Warming could be bad for fish

The belief that, once freed from ice, the Russian Arctic will be a boon to fishing companies is being questioned by some scientists, who have adopted a more skeptical tone. 

Alexander Glubokov, the deputy director of the All-Russian Research Institute of Fishery and Oceanography, said in an interview with online publication Utro that the East Siberian, Laptev, Kara, and Chukchee seas have rather poor stocks. 

“There is no chance that the catch there can be as much as one million MT,” he said. “In the long term, a few dozen of thousands MT can be caught only.”

He added that this catch will consist mainly of Arctic cod, which will be useful primarily as an input for aquaculture feeds.  

The thesis of migration of fish from other areas to newly ice-free waters was explored by scientists of the Murmansk Marine Biology Institute during a 2017 expedition to Russia’ Arctic waters. The institute’s deputy director, Pavel Makarevich, told to the TASS news agency that the scientists found that melting of ice doesn’t bring more flora and fauna in the freed waters. 

The explanation of the phenomenon is simple, he said. The ice serves as to store vast reserves of plankton, which currently become frozen into the ice in the winter and are released into water during warmer periods, when they are fed upon by fish. No ice means no plankton, which in its turn means no fish, Makarevich said. Moreover, the Murmansk-based institute’s representative said he thinks that the melting of ice is a reversible process, and that the ice may return in the future.

Politics trumping science?

Despite the lack of scientific research proving the existence of significant yields in terms of catch and profitability, Russia’s expansion of fishing into its northern waters is all but guaranteed in coming years. 

In 2013, the Russian government worked out a state-financed program through 2025 for the development of the Arctic region, aimed at building transportation infrastructure, developing oil and gas reserves, and increasing shipping via the Northern Sea Passage. The program, which is under personal control of President Vladimir Putin, has a budget of RUB 12 billion (USD 210 million, EUR 171 million) through 2020. In April 2017, Putin ordered the government to speed up the plan’s implementation. The Arctic continues to be a focus of Putin’s: On 1 March, 2018, he mentioned the need to pay special attention to the region in his address to the Russian Parliament. 

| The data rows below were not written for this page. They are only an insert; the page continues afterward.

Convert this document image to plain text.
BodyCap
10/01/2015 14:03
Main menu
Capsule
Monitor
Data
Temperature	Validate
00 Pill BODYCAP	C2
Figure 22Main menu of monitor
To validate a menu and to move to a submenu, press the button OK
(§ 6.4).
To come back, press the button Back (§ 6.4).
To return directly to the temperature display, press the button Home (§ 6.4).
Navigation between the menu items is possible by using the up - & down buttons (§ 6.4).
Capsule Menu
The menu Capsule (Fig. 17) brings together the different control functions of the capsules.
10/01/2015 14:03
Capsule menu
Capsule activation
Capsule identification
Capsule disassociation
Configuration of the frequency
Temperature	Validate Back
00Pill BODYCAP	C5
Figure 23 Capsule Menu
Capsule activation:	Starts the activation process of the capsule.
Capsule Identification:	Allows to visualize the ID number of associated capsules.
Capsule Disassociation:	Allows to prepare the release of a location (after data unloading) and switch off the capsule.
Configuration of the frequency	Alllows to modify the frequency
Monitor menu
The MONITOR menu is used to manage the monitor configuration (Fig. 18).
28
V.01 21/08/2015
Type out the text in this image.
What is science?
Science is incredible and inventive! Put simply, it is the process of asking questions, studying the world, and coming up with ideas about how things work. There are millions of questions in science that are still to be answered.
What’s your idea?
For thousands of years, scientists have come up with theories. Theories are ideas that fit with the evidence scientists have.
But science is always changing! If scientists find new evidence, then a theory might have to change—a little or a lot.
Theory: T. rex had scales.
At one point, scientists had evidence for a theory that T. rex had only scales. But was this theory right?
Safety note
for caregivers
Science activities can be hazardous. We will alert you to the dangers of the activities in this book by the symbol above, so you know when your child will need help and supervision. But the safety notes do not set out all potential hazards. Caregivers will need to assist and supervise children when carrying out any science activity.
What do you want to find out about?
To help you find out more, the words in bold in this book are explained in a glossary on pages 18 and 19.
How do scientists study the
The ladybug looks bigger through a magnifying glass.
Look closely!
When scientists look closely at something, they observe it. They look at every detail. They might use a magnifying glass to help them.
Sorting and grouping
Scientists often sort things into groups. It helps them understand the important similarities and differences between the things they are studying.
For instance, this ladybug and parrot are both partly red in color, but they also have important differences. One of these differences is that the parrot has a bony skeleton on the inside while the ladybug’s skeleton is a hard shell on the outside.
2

This year, a special bill “On the development of the Arctic,” is projected to be adopted and signed by Putin. His reelection on 18 March all but assures the project will be approved.

Yet a lack of knowledge of whether the effect of climate change will prove to be a benefit or a threat to the country’s Arctic fisheries means Putin’s bet is no sure thing. Even with all the government’s optimism over the potential of Russia’s northern seas, it still remains to be seen whether the region’s fishing yields will make the country’s investments worthwhile.